Inperium’s model calls for consolidating back-office operations and information technology support in one of its subsidiaries as a way to boost profitability. That’s what happened at RHD.

The organization’s CEO, Brian Rhodes, said at a conference in Philadelphia last week RHD that is expecting to swing to a $4 million to $5 million operating profit this year, compared to a $10 million loss in fiscal 2024.

A record of pain and neglect

After The Inquirer requested information on Supportive Concepts’ quality inspections and operations, state regulators provided seven reports from their so-called unannounced monitoring visits.

That type of inspection happens when a complaint or an incident reported by a provider triggers an inspection to consider whether the status of an operating license should be revoked or be changed to provisional.

» READ MORE: After decades, an intellectually disable woman was reunited with her son who was taken at birth.

At the house where the Berks County resident died in December after months of neglect, the state went straight to revocation. Regulators also barred further expansion by Supportive Concepts in a key region.

DHS “considers the totality of regulatory noncompliance, including repeated and serious violations, when determining sanctions,” it said in a statement, declining to provide specific comments about the incidents at Supportive Concepts facilities because of privacy regulations.

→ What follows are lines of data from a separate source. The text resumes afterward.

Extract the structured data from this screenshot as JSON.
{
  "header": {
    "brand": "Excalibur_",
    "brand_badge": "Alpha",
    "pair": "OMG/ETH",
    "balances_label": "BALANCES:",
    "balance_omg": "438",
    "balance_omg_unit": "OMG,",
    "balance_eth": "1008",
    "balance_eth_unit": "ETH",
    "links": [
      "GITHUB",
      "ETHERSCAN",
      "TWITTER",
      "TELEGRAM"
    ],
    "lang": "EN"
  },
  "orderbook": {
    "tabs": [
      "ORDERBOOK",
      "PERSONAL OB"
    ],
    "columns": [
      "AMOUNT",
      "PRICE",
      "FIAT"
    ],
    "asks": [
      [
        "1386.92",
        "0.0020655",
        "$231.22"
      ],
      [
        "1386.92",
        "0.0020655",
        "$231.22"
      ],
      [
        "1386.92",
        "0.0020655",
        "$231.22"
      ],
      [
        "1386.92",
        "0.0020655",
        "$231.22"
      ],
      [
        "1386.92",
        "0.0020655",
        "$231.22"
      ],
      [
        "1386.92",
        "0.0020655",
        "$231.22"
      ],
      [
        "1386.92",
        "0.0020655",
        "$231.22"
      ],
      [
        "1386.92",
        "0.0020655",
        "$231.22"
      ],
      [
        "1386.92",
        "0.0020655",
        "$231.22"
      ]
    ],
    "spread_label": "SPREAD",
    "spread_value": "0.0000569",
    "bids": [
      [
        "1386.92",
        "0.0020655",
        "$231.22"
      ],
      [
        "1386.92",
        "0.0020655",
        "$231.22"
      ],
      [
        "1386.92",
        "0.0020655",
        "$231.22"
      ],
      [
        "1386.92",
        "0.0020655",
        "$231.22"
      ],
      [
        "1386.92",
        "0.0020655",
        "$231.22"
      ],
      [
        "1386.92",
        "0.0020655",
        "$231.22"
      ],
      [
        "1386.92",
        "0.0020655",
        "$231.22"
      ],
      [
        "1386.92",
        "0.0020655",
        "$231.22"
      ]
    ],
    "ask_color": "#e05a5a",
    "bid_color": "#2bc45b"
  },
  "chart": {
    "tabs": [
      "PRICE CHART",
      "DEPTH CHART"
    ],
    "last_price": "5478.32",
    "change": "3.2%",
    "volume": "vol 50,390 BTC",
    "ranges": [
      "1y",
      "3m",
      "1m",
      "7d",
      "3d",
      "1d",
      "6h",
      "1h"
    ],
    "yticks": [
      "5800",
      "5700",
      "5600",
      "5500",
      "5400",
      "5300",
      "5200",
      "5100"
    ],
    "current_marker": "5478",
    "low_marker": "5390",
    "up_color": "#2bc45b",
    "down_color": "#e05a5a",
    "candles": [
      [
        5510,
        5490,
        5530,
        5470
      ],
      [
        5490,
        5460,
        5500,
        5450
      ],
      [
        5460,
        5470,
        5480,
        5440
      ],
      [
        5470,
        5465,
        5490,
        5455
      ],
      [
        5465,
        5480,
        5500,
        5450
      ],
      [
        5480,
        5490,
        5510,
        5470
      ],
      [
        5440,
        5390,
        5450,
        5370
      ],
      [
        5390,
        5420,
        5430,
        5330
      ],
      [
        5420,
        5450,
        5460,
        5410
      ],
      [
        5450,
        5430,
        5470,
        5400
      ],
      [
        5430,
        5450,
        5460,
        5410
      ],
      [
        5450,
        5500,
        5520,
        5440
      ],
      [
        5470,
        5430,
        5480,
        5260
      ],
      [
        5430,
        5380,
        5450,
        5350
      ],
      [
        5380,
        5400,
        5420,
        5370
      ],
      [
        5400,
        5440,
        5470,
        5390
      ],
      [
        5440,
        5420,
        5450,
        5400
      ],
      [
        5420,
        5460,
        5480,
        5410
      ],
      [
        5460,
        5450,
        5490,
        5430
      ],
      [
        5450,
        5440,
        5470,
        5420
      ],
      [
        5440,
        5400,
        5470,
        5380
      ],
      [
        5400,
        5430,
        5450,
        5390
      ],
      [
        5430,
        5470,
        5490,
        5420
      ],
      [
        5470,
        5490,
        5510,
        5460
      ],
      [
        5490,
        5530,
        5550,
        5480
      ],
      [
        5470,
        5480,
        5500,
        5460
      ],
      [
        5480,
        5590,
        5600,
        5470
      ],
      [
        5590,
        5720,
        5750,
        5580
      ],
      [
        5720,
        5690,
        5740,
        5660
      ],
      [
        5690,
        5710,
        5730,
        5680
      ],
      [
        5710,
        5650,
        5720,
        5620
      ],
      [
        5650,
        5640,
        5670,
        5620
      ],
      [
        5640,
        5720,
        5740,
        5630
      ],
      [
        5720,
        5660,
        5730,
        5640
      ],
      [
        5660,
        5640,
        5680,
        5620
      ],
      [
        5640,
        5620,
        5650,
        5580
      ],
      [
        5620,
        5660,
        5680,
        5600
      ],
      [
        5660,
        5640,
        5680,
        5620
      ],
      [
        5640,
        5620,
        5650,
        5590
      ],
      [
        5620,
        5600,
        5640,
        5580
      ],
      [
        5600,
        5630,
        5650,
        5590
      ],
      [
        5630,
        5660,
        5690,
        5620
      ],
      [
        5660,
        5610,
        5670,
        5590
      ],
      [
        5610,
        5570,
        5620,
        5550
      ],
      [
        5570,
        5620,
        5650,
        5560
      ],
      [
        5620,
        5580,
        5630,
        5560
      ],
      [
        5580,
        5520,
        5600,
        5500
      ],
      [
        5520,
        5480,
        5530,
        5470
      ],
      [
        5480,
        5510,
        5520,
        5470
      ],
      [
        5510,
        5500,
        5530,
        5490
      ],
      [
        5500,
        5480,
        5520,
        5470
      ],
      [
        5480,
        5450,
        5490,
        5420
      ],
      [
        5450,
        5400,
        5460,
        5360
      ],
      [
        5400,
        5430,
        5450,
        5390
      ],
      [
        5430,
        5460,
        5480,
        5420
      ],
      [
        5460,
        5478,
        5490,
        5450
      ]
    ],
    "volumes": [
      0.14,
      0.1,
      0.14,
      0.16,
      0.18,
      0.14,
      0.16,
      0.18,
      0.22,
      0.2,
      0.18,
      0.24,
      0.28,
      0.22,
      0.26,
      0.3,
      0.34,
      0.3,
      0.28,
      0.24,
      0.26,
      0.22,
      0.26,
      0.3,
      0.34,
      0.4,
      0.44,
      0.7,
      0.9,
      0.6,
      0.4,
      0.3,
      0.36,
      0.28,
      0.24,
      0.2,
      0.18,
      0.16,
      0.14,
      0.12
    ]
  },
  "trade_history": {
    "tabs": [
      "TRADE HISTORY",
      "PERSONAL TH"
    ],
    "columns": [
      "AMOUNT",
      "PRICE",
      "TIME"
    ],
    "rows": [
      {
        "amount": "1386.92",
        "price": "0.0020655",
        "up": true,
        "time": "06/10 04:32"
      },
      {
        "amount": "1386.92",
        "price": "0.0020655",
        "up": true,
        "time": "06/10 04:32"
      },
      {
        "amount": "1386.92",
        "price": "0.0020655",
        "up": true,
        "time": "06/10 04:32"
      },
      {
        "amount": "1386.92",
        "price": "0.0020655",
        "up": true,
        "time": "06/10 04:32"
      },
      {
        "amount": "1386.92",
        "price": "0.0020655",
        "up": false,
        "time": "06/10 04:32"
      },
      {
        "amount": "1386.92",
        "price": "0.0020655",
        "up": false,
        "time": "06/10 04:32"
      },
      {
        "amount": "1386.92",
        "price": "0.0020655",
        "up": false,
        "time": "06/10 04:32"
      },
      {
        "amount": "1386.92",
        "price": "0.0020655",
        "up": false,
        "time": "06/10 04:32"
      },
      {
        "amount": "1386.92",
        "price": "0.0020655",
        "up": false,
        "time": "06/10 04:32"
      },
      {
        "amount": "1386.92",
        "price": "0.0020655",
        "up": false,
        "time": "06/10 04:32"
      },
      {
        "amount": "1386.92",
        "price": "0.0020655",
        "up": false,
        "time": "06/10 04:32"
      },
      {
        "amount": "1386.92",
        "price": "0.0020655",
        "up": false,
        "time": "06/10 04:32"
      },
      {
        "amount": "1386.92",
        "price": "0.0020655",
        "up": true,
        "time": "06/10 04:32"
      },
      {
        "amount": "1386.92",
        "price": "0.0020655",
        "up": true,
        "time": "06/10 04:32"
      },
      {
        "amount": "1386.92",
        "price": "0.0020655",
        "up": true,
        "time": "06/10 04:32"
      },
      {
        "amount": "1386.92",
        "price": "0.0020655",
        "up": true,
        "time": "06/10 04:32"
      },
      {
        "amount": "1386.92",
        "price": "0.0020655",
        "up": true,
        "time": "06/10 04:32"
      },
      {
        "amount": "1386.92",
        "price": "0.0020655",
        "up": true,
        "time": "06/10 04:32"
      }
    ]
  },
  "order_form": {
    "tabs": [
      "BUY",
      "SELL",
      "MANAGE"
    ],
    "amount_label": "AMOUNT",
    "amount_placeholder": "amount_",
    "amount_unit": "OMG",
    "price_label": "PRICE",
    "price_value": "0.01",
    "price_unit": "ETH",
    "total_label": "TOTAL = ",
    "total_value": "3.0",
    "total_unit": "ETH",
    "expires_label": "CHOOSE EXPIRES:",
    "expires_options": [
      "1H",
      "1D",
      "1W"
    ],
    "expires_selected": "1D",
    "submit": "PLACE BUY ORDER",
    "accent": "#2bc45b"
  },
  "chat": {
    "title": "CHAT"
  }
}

Six of the seven unannounced monitoring reports provided to The Inquirer revealed regulatory violations.

Inspectors found abuse, failure to provide required one-on-one care, rights violations, dozens of missed medication doses, and the use of an illegal restraint during a behavioral episode.

Dee Coccia, an advocate for people with intellectual and developmental disabilities, finds it baffling that regulators don’t close Supportive Concepts. “How many people need to be harmed before you end it for an agency?”

The failings at Supportive Concepts homes go beyond physical harm.

The reports show that the organization is not meeting a key aim of group homes to enable residents to experience life in the community, instead of being isolated.

For example, an individual who “enjoys going to church, going out to eat and for coffee, and getting a monthly haircut” was taken on only one outing from August through October last year, the report says.

After reviewing the Supportive Concepts reports, Villari, the plaintiff attorney with experience in the intellectual disabilities field, said the government should do more to stop such systemic failure.

“I cringe to even ponder the scope of what is going on at an organization of this size throughout the number of group homes they run,” he said.